2021 – 2022 Clinical Research Grant Recipients

Sign reading Glenrose Rehabilitation Hospital with building in the background

Each year the Glenrose Hospital awards research grants to clinicians and teams looking to demonstrate new ways of approaching challenges in rehabilitative medicine. This type of clinical research can result in both immediate impact for Glenrose patients as well as broader applications in healthcare. Learn more about research at the Glenrose, through the Glenrose Rehabilitation Research, Innovation & Technology Hub (GRRIT).

The following research projects are recipients of the 2021/2022 grant scholarships. Congratulations!

Establishing Criteria for Early Initiation of Non-Invasive Ventilation in Children with Neuromuscular Disorders

Principal Investigator: Maria Castro-Codesal, MD, PHD

Co-Principal Investigator: Hanna Kolski, MD, PHD

Team Members: Dr. Brian Rowe, Dr. Todd Alexander, Dr. Adetayo Adeleye, Dr. Ericka MacIntyre

Children with neuromuscular diseases often develop breathing problems resulting in progressive lung disease. These problems first occur during sleep where breathing is too shallow or too slow to meet the needs of the body. When a person hypoventilates, the body’s carbon dioxide level rises, causing a build-up of acid and too little oxygen in the blood.

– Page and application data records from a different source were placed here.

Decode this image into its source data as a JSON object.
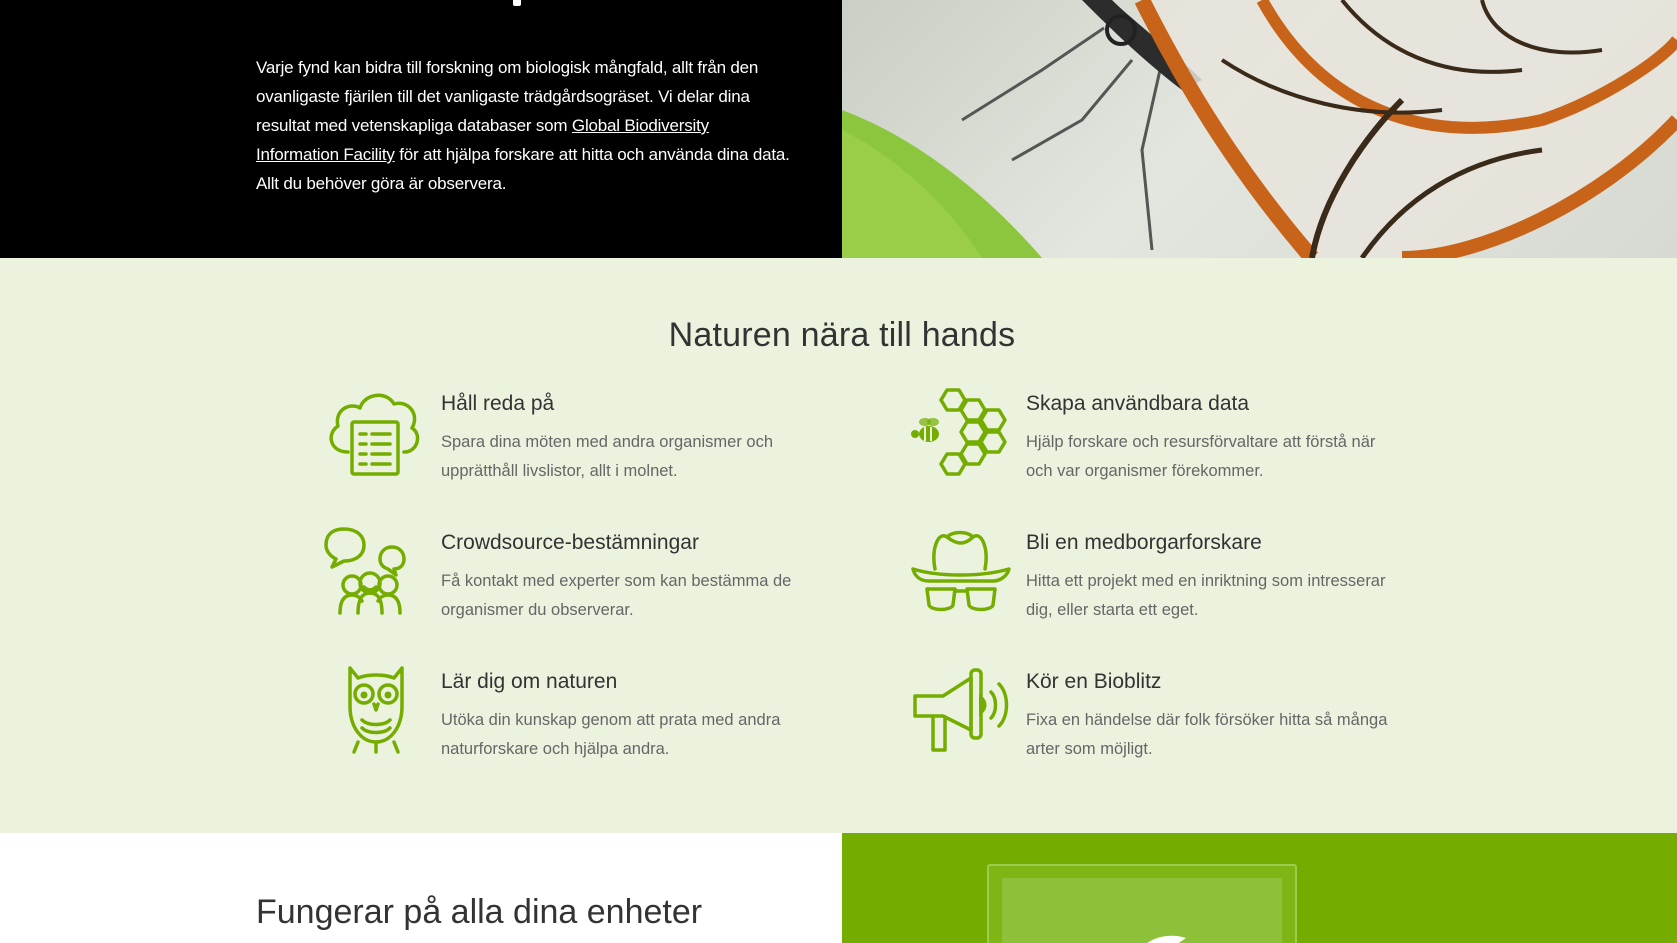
{
  "hero": {
    "paragraph_pre": "Varje fynd kan bidra till forskning om biologisk mångfald, allt från den ovanligaste fjärilen till det vanligaste trädgårdsogräset. Vi delar dina resultat med vetenskapliga databaser som ",
    "link": "Global Biodiversity Information Facility",
    "paragraph_post": " för att hjälpa forskare att hitta och använda dina data. Allt du behöver göra är observera."
  },
  "features": {
    "title": "Naturen nära till hands",
    "items": [
      {
        "title": "Håll reda på",
        "desc": "Spara dina möten med andra organismer och upprätthåll livslistor, allt i molnet.",
        "icon": "cloud-list-icon"
      },
      {
        "title": "Skapa användbara data",
        "desc": "Hjälp forskare och resursförvaltare att förstå när och var organismer förekommer.",
        "icon": "bee-honeycomb-icon"
      },
      {
        "title": "Crowdsource-bestämningar",
        "desc": "Få kontakt med experter som kan bestämma de organismer du observerar.",
        "icon": "people-chat-icon"
      },
      {
        "title": "Bli en medborgarforskare",
        "desc": "Hitta ett projekt med en inriktning som intresserar dig, eller starta ett eget.",
        "icon": "explorer-hat-icon"
      },
      {
        "title": "Lär dig om naturen",
        "desc": "Utöka din kunskap genom att prata med andra naturforskare och hjälpa andra.",
        "icon": "owl-icon"
      },
      {
        "title": "Kör en Bioblitz",
        "desc": "Fixa en händelse där folk försöker hitta så många arter som möjligt.",
        "icon": "megaphone-icon"
      }
    ]
  },
  "devices": {
    "title": "Fungerar på alla dina enheter"
  },
  "colors": {
    "hero_bg": "#000000",
    "features_bg": "#ebf3df",
    "icon_green": "#74ac00",
    "devices_green": "#74ac00"
  }
}
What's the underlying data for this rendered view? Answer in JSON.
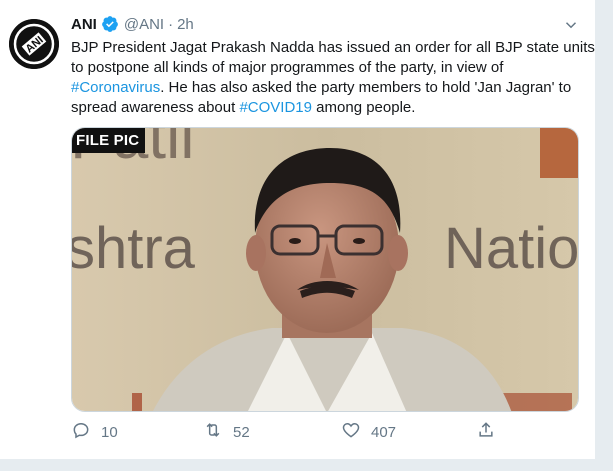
{
  "tweet": {
    "author_name": "ANI",
    "author_handle": "@ANI",
    "separator": "·",
    "time": "2h",
    "text_parts": {
      "l1": "BJP President Jagat Prakash Nadda has issued an order for all BJP state units",
      "l2": "to postpone all kinds of major programmes of the party, in view of",
      "hashtag1": "#Coronavirus",
      "l3_rest": ". He has also asked the party members to hold 'Jan Jagran' to",
      "l4_pre": "spread awareness about ",
      "hashtag2": "#COVID19",
      "l4_post": " among people."
    },
    "media": {
      "overlay_label": "FILE PIC",
      "background_words": [
        "Patil",
        "shtra",
        "Nation"
      ]
    },
    "actions": {
      "replies": "10",
      "retweets": "52",
      "likes": "407"
    }
  },
  "avatar_logo_text": "ANI",
  "colors": {
    "link": "#1b95e0",
    "verified": "#1da1f2",
    "muted": "#657786",
    "text": "#14171a"
  },
  "icons": [
    "verified-badge-icon",
    "caret-down-icon",
    "reply-icon",
    "retweet-icon",
    "like-icon",
    "share-icon"
  ]
}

The standard treatment used to reverse the damage to the lungs is Non-Invasive Ventilation (NIV) which delivers oxygen via a face mask during sleep. It can improve the quality of life and overall survival of children with neuromuscular disorders, but the timing to start ventilation is currently unclear.

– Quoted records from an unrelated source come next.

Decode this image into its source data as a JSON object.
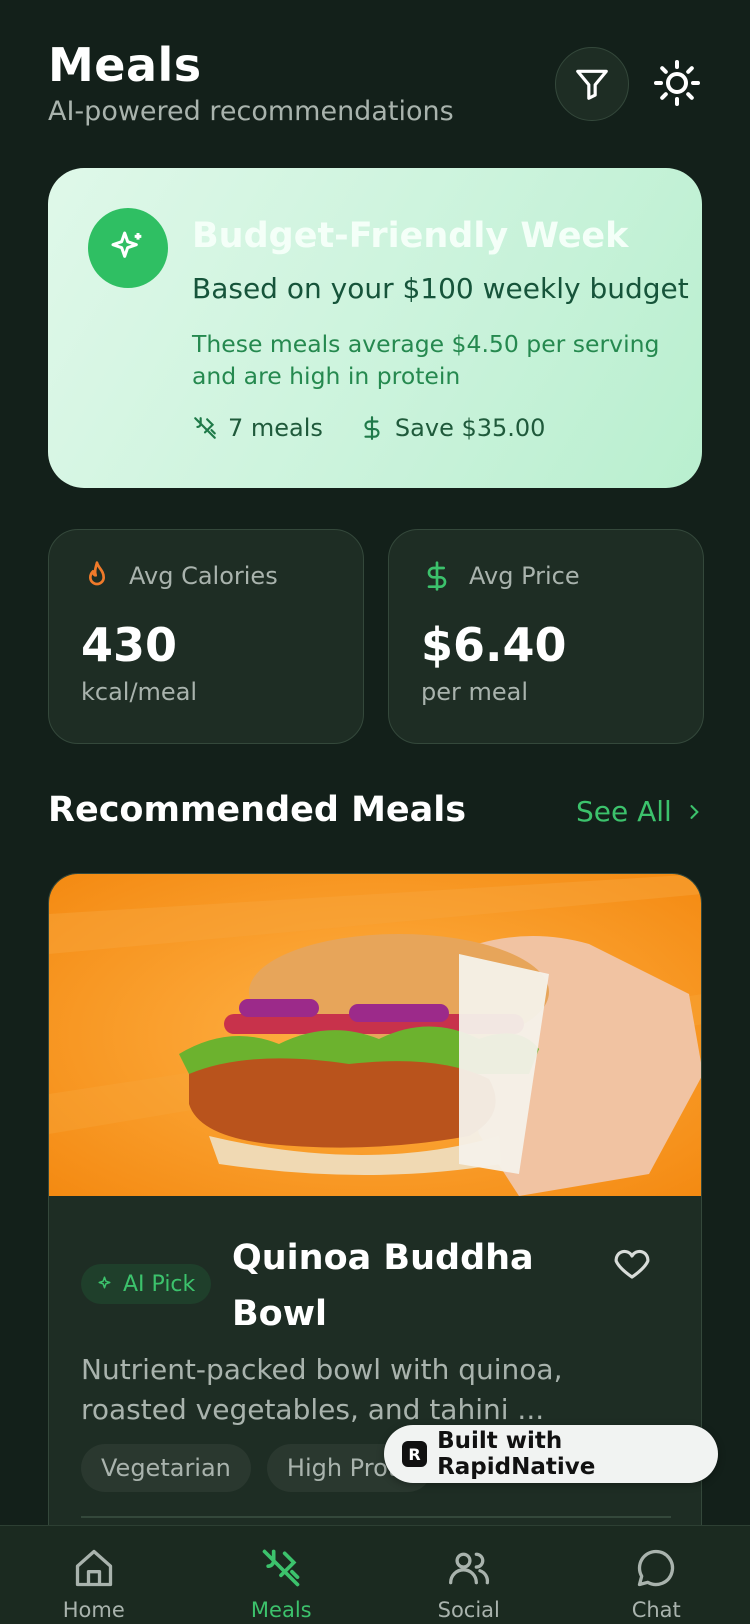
{
  "header": {
    "title": "Meals",
    "subtitle": "AI-powered recommendations",
    "filter_icon": "filter-icon",
    "theme_icon": "sun-icon"
  },
  "hero": {
    "icon": "sparkles-icon",
    "title": "Budget-Friendly Week",
    "subtitle": "Based on your $100 weekly budget",
    "description": "These meals average $4.50 per serving and are high in protein",
    "stats": [
      {
        "icon": "utensils-icon",
        "label": "7 meals"
      },
      {
        "icon": "dollar-icon",
        "label": "Save $35.00"
      }
    ]
  },
  "stats_cards": [
    {
      "icon": "flame-icon",
      "label": "Avg Calories",
      "value": "430",
      "unit": "kcal/meal"
    },
    {
      "icon": "dollar-icon",
      "label": "Avg Price",
      "value": "$6.40",
      "unit": "per meal"
    }
  ],
  "recommended": {
    "title": "Recommended Meals",
    "see_all": "See All"
  },
  "meal": {
    "badge": "AI Pick",
    "name": "Quinoa Buddha Bowl",
    "description": "Nutrient-packed bowl with quinoa, roasted vegetables, and tahini ...",
    "tags": [
      "Vegetarian",
      "High Prote"
    ]
  },
  "watermark": {
    "label": "Built with RapidNative"
  },
  "tabbar": {
    "items": [
      {
        "label": "Home",
        "icon": "home-icon",
        "active": false
      },
      {
        "label": "Meals",
        "icon": "utensils-icon",
        "active": true
      },
      {
        "label": "Social",
        "icon": "users-icon",
        "active": false
      },
      {
        "label": "Chat",
        "icon": "chat-icon",
        "active": false
      }
    ]
  },
  "colors": {
    "background": "#13201a",
    "card": "#1e2d24",
    "accent": "#3cc26c",
    "hero_bg": "#cbf3dc",
    "muted_text": "#a9b3ad"
  }
}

This study will look at establishing criteria for the “early” initiation of breathing support or use of Non-Invasive Ventilation (NIV) in children with neuromuscular disorders. The aim of the study is to compare the benefits of Non-Invasive Ventilation (NIV) based on usual care, versus new criteria for early NIV initiation.

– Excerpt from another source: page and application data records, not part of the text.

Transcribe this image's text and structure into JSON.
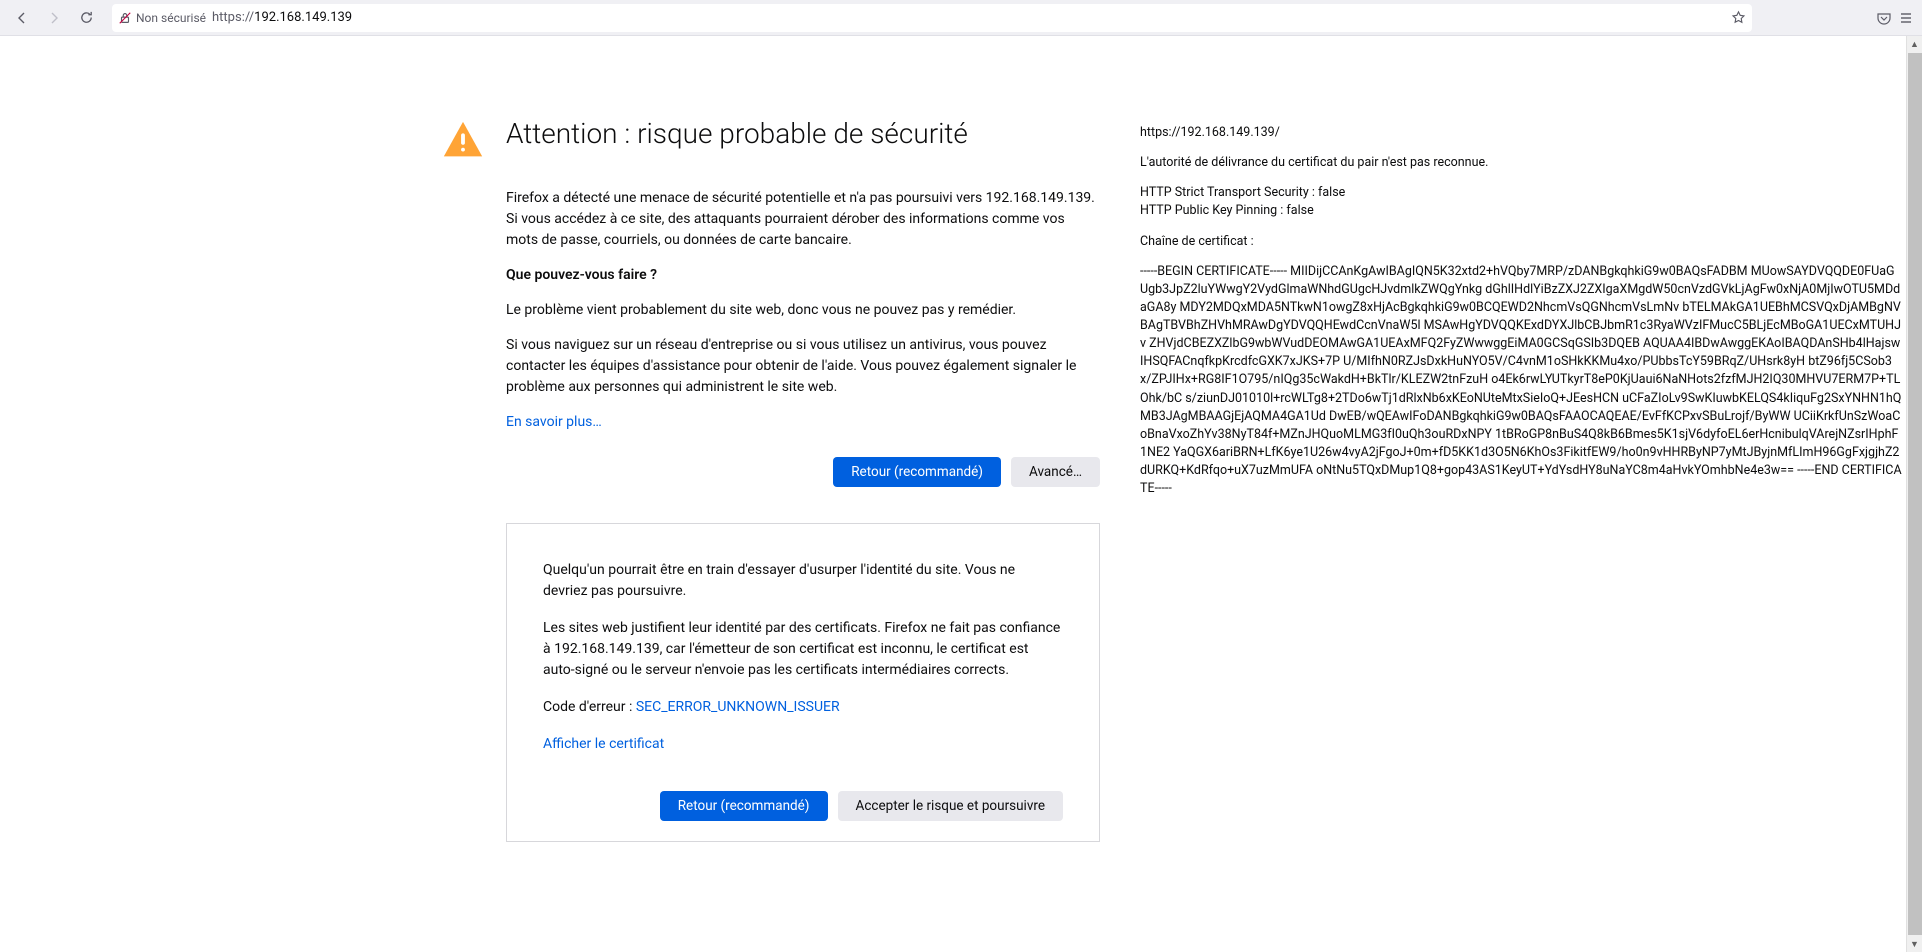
{
  "toolbar": {
    "security_label": "Non sécurisé",
    "url_scheme": "https://",
    "url_host": "192.168.149.139"
  },
  "error": {
    "title": "Attention : risque probable de sécurité",
    "intro": "Firefox a détecté une menace de sécurité potentielle et n'a pas poursuivi vers 192.168.149.139. Si vous accédez à ce site, des attaquants pourraient dérober des informations comme vos mots de passe, courriels, ou données de carte bancaire.",
    "what_heading": "Que pouvez-vous faire ?",
    "what_p1": "Le problème vient probablement du site web, donc vous ne pouvez pas y remédier.",
    "what_p2": "Si vous naviguez sur un réseau d'entreprise ou si vous utilisez un antivirus, vous pouvez contacter les équipes d'assistance pour obtenir de l'aide. Vous pouvez également signaler le problème aux personnes qui administrent le site web.",
    "learn_more": "En savoir plus…",
    "btn_back": "Retour (recommandé)",
    "btn_advanced": "Avancé…"
  },
  "advanced": {
    "p1": "Quelqu'un pourrait être en train d'essayer d'usurper l'identité du site. Vous ne devriez pas poursuivre.",
    "p2": "Les sites web justifient leur identité par des certificats. Firefox ne fait pas confiance à 192.168.149.139, car l'émetteur de son certificat est inconnu, le certificat est auto-signé ou le serveur n'envoie pas les certificats intermédiaires corrects.",
    "error_code_label": "Code d'erreur : ",
    "error_code": "SEC_ERROR_UNKNOWN_ISSUER",
    "view_cert": "Afficher le certificat",
    "btn_back": "Retour (recommandé)",
    "btn_accept": "Accepter le risque et poursuivre"
  },
  "cert": {
    "url": "https://192.168.149.139/",
    "issuer_line": "L'autorité de délivrance du certificat du pair n'est pas reconnue.",
    "hsts": "HTTP Strict Transport Security : false",
    "hpkp": "HTTP Public Key Pinning : false",
    "chain_label": "Chaîne de certificat :",
    "pem": "-----BEGIN CERTIFICATE-----\nMIIDijCCAnKgAwIBAgIQN5K32xtd2+hVQby7MRP/zDANBgkqhkiG9w0BAQsFADBM\nMUowSAYDVQQDE0FUaGUgb3JpZ2luYWwgY2VydGlmaWNhdGUgcHJvdmlkZWQgYnkg\ndGhlIHdlYiBzZXJ2ZXIgaXMgdW50cnVzdGVkLjAgFw0xNjA0MjIwOTU5MDdaGA8y\nMDY2MDQxMDA5NTkwN1owgZ8xHjAcBgkqhkiG9w0BCQEWD2NhcmVsQGNhcmVsLmNv\nbTELMAkGA1UEBhMCSVQxDjAMBgNVBAgTBVBhZHVhMRAwDgYDVQQHEwdCcnVnaW5l\nMSAwHgYDVQQKExdDYXJlbCBJbmR1c3RyaWVzIFMucC5BLjEcMBoGA1UECxMTUHJv\nZHVjdCBEZXZlbG9wbWVudDEOMAwGA1UEAxMFQ2FyZWwwggEiMA0GCSqGSIb3DQEB\nAQUAA4IBDwAwggEKAoIBAQDAnSHb4lHajswIHSQFACnqfkpKrcdfcGXK7xJKS+7P\nU/MIfhN0RZJsDxkHuNYO5V/C4vnM1oSHkKKMu4xo/PUbbsTcY59BRqZ/UHsrk8yH\nbtZ96fj5CSob3x/ZPJIHx+RG8IF1O795/nIQg35cWakdH+BkTlr/KLEZW2tnFzuH\no4Ek6rwLYUTkyrT8eP0KjUaui6NaNHots2fzfMJH2IQ30MHVU7ERM7P+TLOhk/bC\ns/ziunDJ01010l+rcWLTg8+2TDo6wTj1dRlxNb6xKEoNUteMtxSieIoQ+JEesHCN\nuCFaZIoLv9SwKIuwbKELQS4kIiquFg2SxYNHN1hQMB3JAgMBAAGjEjAQMA4GA1Ud\nDwEB/wQEAwIFoDANBgkqhkiG9w0BAQsFAAOCAQEAE/EvFfKCPxvSBuLrojf/ByWW\nUCiiKrkfUnSzWoaCoBnaVxoZhYv38NyT84f+MZnJHQuoMLMG3fI0uQh3ouRDxNPY\n1tBRoGP8nBuS4Q8kB6Bmes5K1sjV6dyfoEL6erHcnibulqVArejNZsrIHphF1NE2\nYaQGX6ariBRN+LfK6ye1U26w4vyA2jFgoJ+0m+fD5KK1d3O5N6KhOs3FikitfEW9/ho0n9vHHRByNP7yMtJByjnMfLImH96GgFxjgjhZ2dURKQ+KdRfqo+uX7uzMmUFA\noNtNu5TQxDMup1Q8+gop43AS1KeyUT+YdYsdHY8uNaYC8m4aHvkYOmhbNe4e3w==\n-----END CERTIFICATE-----"
  }
}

Nocturia on Inpatient Geriatric Units

Principal Investigator: Kathleen Hunter

Team Members: Dr. Sherry Dahlke, Dr. Adrian Wagg, Dr. Jean Triscott, Dr. William Gibson, Jacqueline Futoransky, Winnie Savard

Nocturia is a condition in which you wake up during the night because you have to urinate. It is a very common, bothersome and complex lower urinary tract symptom that is experienced by older adults. It can have a profound impact on an older person’s health and quality of life, and can contribute to an increase in falls.

This study will be done in three phases; the first will examine the patient/team experiences and the inter- and intraprofessional culture surrounding continence assessment and management related to nocturia. The second phase will focus on developing an evidence-based protocol for use in geriatric rehabilitation units. The third phase will involve piloting the nocturia protocol on inpatient geriatric units, by gathering feedback from patients, families and team members.

Findings from this study will provide guidance to addressing nocturia in geriatric rehabilitation and understanding the impact that it has on older persons and their families.

Assessing Executive Function and its Relationship with Motor Imagery Abilities in Parkinson’s Disease

Principal Investigator: Ada Leung, PHD

Co-Principal Investigator: Dr. Anthony Singhal, PHD

Co-Principal Investigator: Kathryn Lambert

Team Members: Dr. Hubert Kammerer, Dr. David Rawani, Jim Raso

Parkinson’s Disease is a brain disorder that leads to shaking, stiffness, and difficulty with walking, balance, and coordination. Symptoms usually begin gradually and worsen over time. As the disease progresses, people may have difficulty performing daily activities such as walking and talking.

Motor imagery is a new treatment approach in Parkinson’s that has been shown to improve balance and gait and supports the retention of learned motor skills. It is a cognitive process allowing a patient to imagine that they are performing a movement without actually performing the movement and without even tensing the muscles, much like a mental rehearsal of a motor skill.

The aim of this study is to investigate the relationship between the executive function (i.e. working memory, flexible thinking, and self-control), skills that we use every day, and motor imagery ability in older adults and people with Parkinson’s Disease. Results of the study will assist in developing a cognitive battery for clinical implementation.